One of the most important obstacles to end up replacing Android with Fuchsia is in offering support for Android applications and also for Linux applications .

At Google they had explored several alternatives that, for example, were based on the use of virtualization —it is the way in which Chrome OS, for example, supports Android apps— or creating an execution layer with an ‘Android Runtime’ designed for devices based on Fuchsia.

This last option was discovered in 2018 and seemed like the strongest option to offer such support, but now that code has been completely removed from the Android Open Source Project (AOSP), making it clear that option is out.

The witness has been picked up by a new component called Starnix that was proposed in March 2021 as a way to run “unmodified Linux programs” directly on Fuchsia.

Starnix takes care of translating the low-level instructions expected by the Linux kernel to those expected by Fuchsia’s Zircon microkernel . It seems that since work on this project began a year ago, progress has been remarkable, and remarkable milestones have been achieved.
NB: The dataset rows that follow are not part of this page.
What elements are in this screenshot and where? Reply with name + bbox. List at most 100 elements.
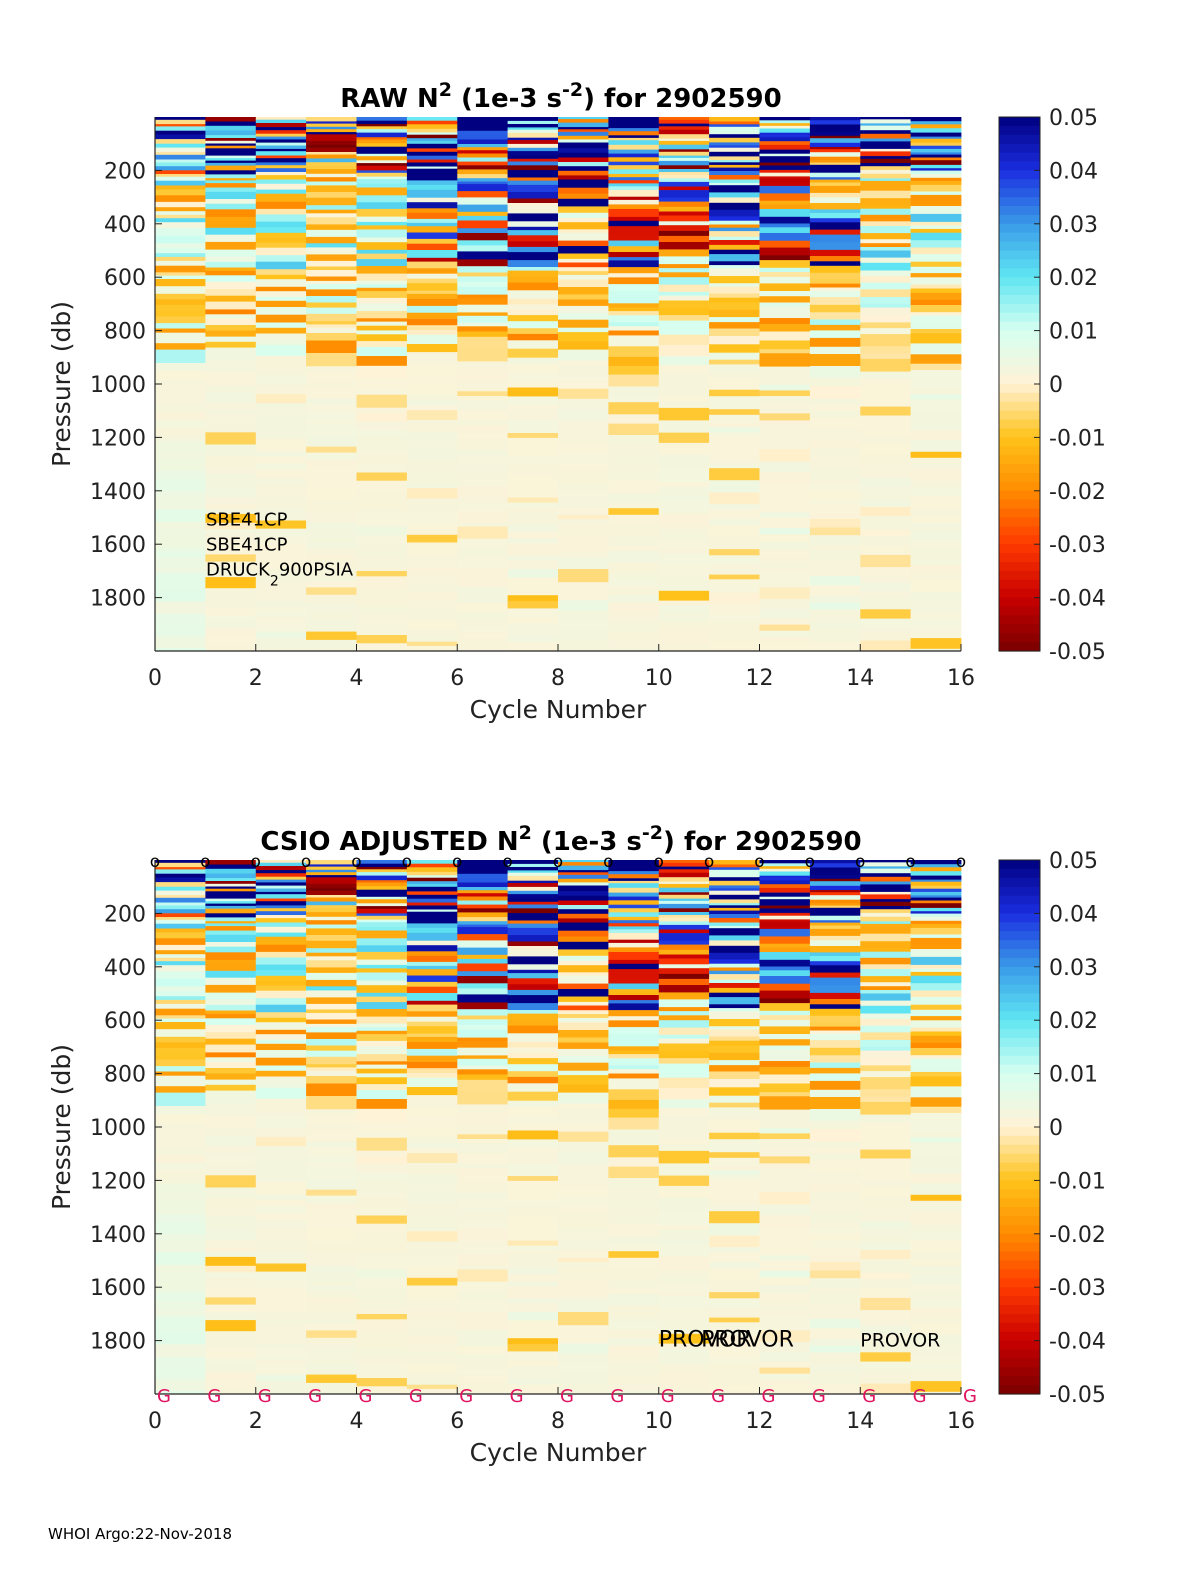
heatmap-cell	[155, 986, 206, 992]
heatmap-cell	[306, 147, 357, 153]
heatmap-cell	[356, 930, 408, 939]
heatmap-cell	[759, 1285, 811, 1294]
heatmap-cell	[205, 234, 257, 243]
heatmap-cell	[155, 1022, 206, 1030]
heatmap-cell	[658, 119, 710, 124]
colorbar-segment	[999, 241, 1040, 252]
heatmap-cell	[809, 1233, 861, 1242]
heatmap-cell	[457, 1211, 509, 1223]
heatmap-cell	[356, 1319, 408, 1331]
heatmap-cell	[255, 232, 307, 239]
heatmap-cell	[809, 1211, 861, 1223]
heatmap-cell	[709, 1357, 760, 1366]
heatmap-cell	[356, 996, 408, 1003]
heatmap-cell	[306, 631, 357, 641]
heatmap-cell	[558, 926, 609, 932]
heatmap-cell	[205, 1297, 257, 1305]
heatmap-cell	[205, 162, 257, 166]
heatmap-cell	[608, 480, 660, 494]
heatmap-cell	[507, 1281, 559, 1287]
heatmap-cell	[356, 273, 408, 281]
heatmap-cell	[709, 869, 760, 874]
heatmap-cell	[910, 152, 962, 155]
heatmap-cell	[809, 946, 861, 953]
heatmap-cell	[759, 581, 811, 588]
heatmap-cell	[658, 1197, 710, 1212]
heatmap-cell	[658, 973, 710, 980]
heatmap-cell	[155, 195, 206, 203]
heatmap-cell	[709, 1120, 760, 1127]
heatmap-cell	[507, 230, 559, 236]
heatmap-cell	[205, 1032, 257, 1040]
heatmap-cell	[709, 564, 760, 575]
heatmap-cell	[860, 334, 912, 347]
heatmap-cell	[558, 365, 609, 378]
heatmap-cell	[809, 147, 861, 150]
heatmap-cell	[155, 905, 206, 910]
heatmap-cell	[558, 1195, 609, 1201]
heatmap-cell	[608, 1010, 660, 1017]
heatmap-cell	[457, 184, 509, 192]
heatmap-cell	[608, 315, 660, 323]
heatmap-cell	[507, 623, 559, 637]
heatmap-cell	[507, 913, 559, 917]
heatmap-cell	[507, 1047, 559, 1054]
heatmap-cell	[306, 134, 357, 140]
colorbar-segment	[999, 1287, 1040, 1297]
y-axis-label: Pressure (db)	[47, 301, 76, 467]
heatmap-cell	[306, 403, 357, 413]
heatmap-cell	[558, 217, 609, 223]
heatmap-cell	[356, 1215, 408, 1225]
heatmap-cell	[457, 908, 509, 913]
heatmap-cell	[809, 172, 861, 178]
heatmap-cell	[558, 246, 609, 254]
heatmap-cell	[910, 626, 962, 639]
heatmap-cell	[658, 903, 710, 909]
heatmap-cell	[205, 180, 257, 184]
heatmap-cell	[457, 420, 509, 426]
heatmap-cell	[356, 1040, 408, 1047]
heatmap-cell	[255, 1359, 307, 1366]
heatmap-cell	[709, 1175, 760, 1180]
heatmap-cell	[608, 423, 660, 436]
heatmap-cell	[205, 1024, 257, 1033]
heatmap-cell	[255, 876, 307, 880]
heatmap-cell	[910, 968, 962, 973]
heatmap-cell	[255, 1004, 307, 1013]
heatmap-cell	[658, 197, 710, 202]
heatmap-cell	[809, 1345, 861, 1353]
heatmap-cell	[457, 1362, 509, 1370]
heatmap-cell	[608, 929, 660, 934]
heatmap-cell	[507, 206, 559, 214]
heatmap-cell	[255, 926, 307, 933]
heatmap-cell	[809, 164, 861, 169]
heatmap-cell	[155, 441, 206, 452]
heatmap-cell	[507, 1366, 559, 1380]
heatmap-cell	[608, 860, 660, 865]
heatmap-cell	[910, 1260, 962, 1266]
heatmap-cell	[759, 919, 811, 922]
heatmap-cell	[709, 427, 760, 433]
colorbar-segment	[999, 1171, 1040, 1181]
heatmap-cell	[356, 1156, 408, 1165]
heatmap-cell	[910, 648, 962, 652]
heatmap-cell	[155, 207, 206, 212]
heatmap-cell	[356, 120, 408, 125]
heatmap-cell	[558, 983, 609, 990]
heatmap-cell	[809, 585, 861, 597]
heatmap-cell	[155, 572, 206, 578]
heatmap-cell	[306, 260, 357, 267]
heatmap-cell	[709, 145, 760, 149]
heatmap-cell	[809, 1089, 861, 1098]
colorbar-tick-label: -0.04	[1049, 1330, 1106, 1355]
heatmap-cell	[255, 998, 307, 1006]
heatmap-cell	[406, 290, 458, 295]
heatmap-cell	[155, 601, 206, 615]
heatmap-cell	[457, 1207, 509, 1212]
heatmap-cell	[608, 578, 660, 587]
colorbar-segment	[999, 321, 1040, 332]
heatmap-cell	[306, 154, 357, 159]
heatmap-cell	[860, 969, 912, 977]
heatmap-cell	[356, 926, 408, 931]
heatmap-cell	[759, 276, 811, 284]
For example, a test shell was created last summer which was a small Android distribution included in the Fuchsia system, and that option was later superseded by the ability to access Fuchsia features and Starnix via the adb command , as would be done when connecting Android devices with USB debugging mode enabled.

It therefore seems that the work is progressing and that Fuchsia is preparing to offer native support for Android and Linux applications, but without depending on the kernel of the latter operating system. That’s where Starnix seems to have a starring role , and it will be interesting to see how far this new path takes us. For now, yes, it’s still time to be patient.